In Python 2, codecs module can be used to handle unicode.

Strings are immutable objects in Python.
Any operation that looks like changing a string actually creates another new string.
Althoug it might sound inefficient, it's not due to garbage collection.

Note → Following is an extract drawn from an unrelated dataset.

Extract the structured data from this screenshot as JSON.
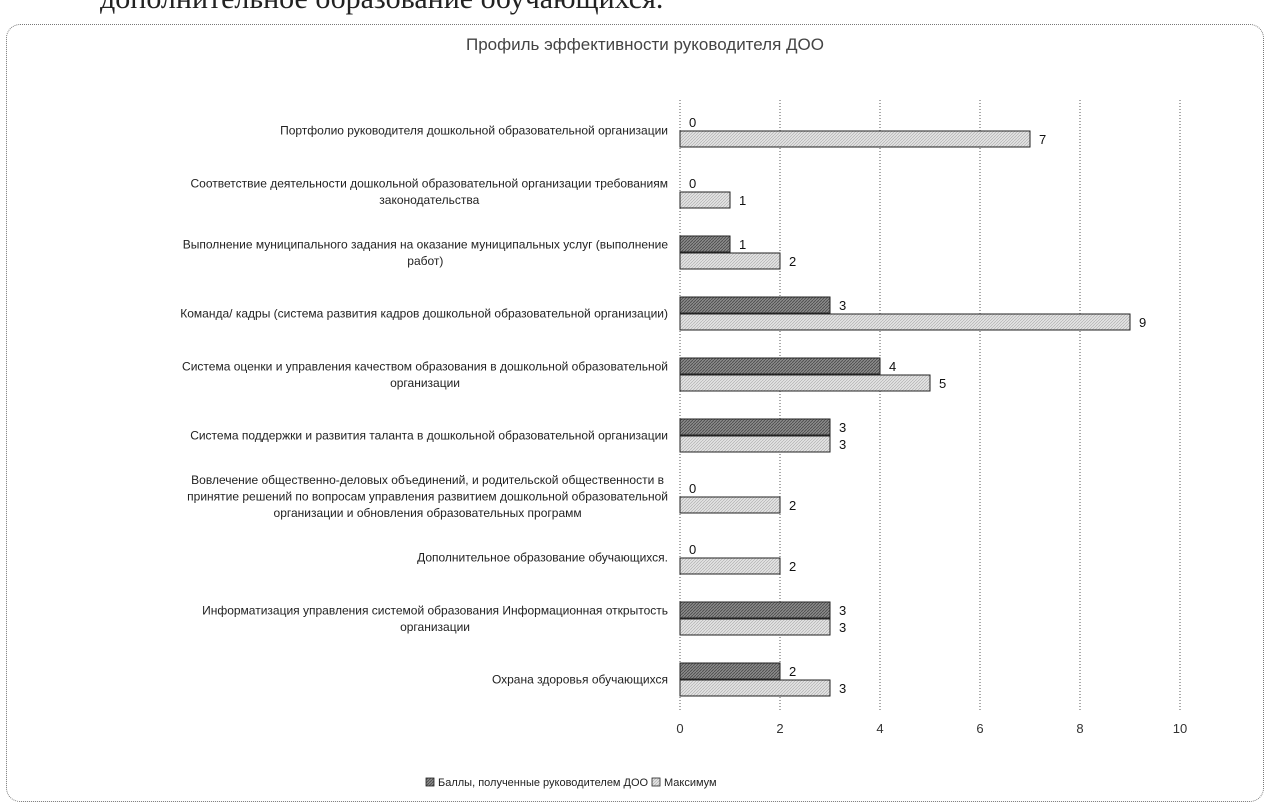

Recommandtion on using ' or "".
Use '' except the need to include ' in your string. e.g.

'Hi'
"Kight's"

A null byte will not terminate a string in Python(Not like C).
Python keeps both string's length and text in memory.

Common Used Operation¶

In [1]:

# Raw strings (no escape), commonly used for regular expression
r"\n\t"

Out[1]:

'\\n\\t'

In [2]:

# Remove whitespace
" qwe ".strip()

Out[2]:

'qwe'

In [3]:

# split on delimiter
"a,b,c".split(",")

Out[3]:

['a', 'b', 'c']

In [4]:

# replace
"123123123".replace("12", "ab")

Out[4]:

'ab3ab3ab3'

In [5]:

"123".isdigit()

Out[5]:

True

In [6]:

",".join(["a", "b", "c"])

Out[6]:

'a,b,c'

In [7]:

# step

s = "abcde"
s[::-1]

Out[7]:

'edcba'

Commonly Used Method¶

In [8]:

"abcabc".replace("ab", "de", 1)

Out[8]:

'decabc'

Concatenate¶

In [9]:

"a" + "b" + "c"

Out[9]:

'abc'

In [10]:

"".join(["a", "b", "c"])

Out[10]:

'abc'

The second method often run faster

String Formating¶

'...%s...' % (values)¶

%[(keyname)][flags][width][.precision]typecode

keyname: for indexing dict
flags
- - : left justification
- 0 : fill with 0
minimum width
precision

Key Name¶

It particularly useful when generating HTML or XML

In [11]:

"%(a)s---%(b)s" % {"a": 1, "b": 2}

Out[11]:

'1---2'

Flags¶

In [12]:

"%-6sabc" % "a"

Out[12]:

'a     abc'

In [13]:

"%06d" % 5

Out[13]:

'000005'

'...{}...'.format(values)¶

In [14]:

# By position

"{0} {1} {2}".format(1, 2, 3)

Out[14]:

'1 2 3'

In [15]:

# By keyword

"{a} {b}".format(a=1, b=2)

Out[15]:

'1 2'

In [16]:

# Use dict

d = {"a": 1, "b": 2}
"{a} {b}".format(**d)

Out[16]:

'1 2'

In [17]:

# Attribue

import sys

"{sys.platform}".format(sys=sys)

Out[17]:

'win32'

In [18]:

# Indexing

"{0[0]}".format(["abc", "def"])

Out[18]:

'abc'

Detail format¶

{fieldname component !conversionflag :formatspec}

Detail for formatspec

[[fill]align][sign][#][0][width][,][.precision][typdecode]

align
- > : left alignment
- < : right alignment
- = : padding after a sign character
- ^ : center alignment
,: comma for thousand separator

In [19]:

"{0:^20,d}".format(123456789)

Out[19]:

'    123,456,789     '

Compare the two method¶

format supports more features
- binary format

In [20]:

"{0:b}".format(2**16 - 1)

Out[20]:

'1111111111111111'

In [21]:

"{:,d}".format(123456789)

Out[21]:

'123,456,789'

General Type Categories¶

Numbers (interger, floating-point...)
Sequences (strings, lists, tuples)
Mappings (dictionaries)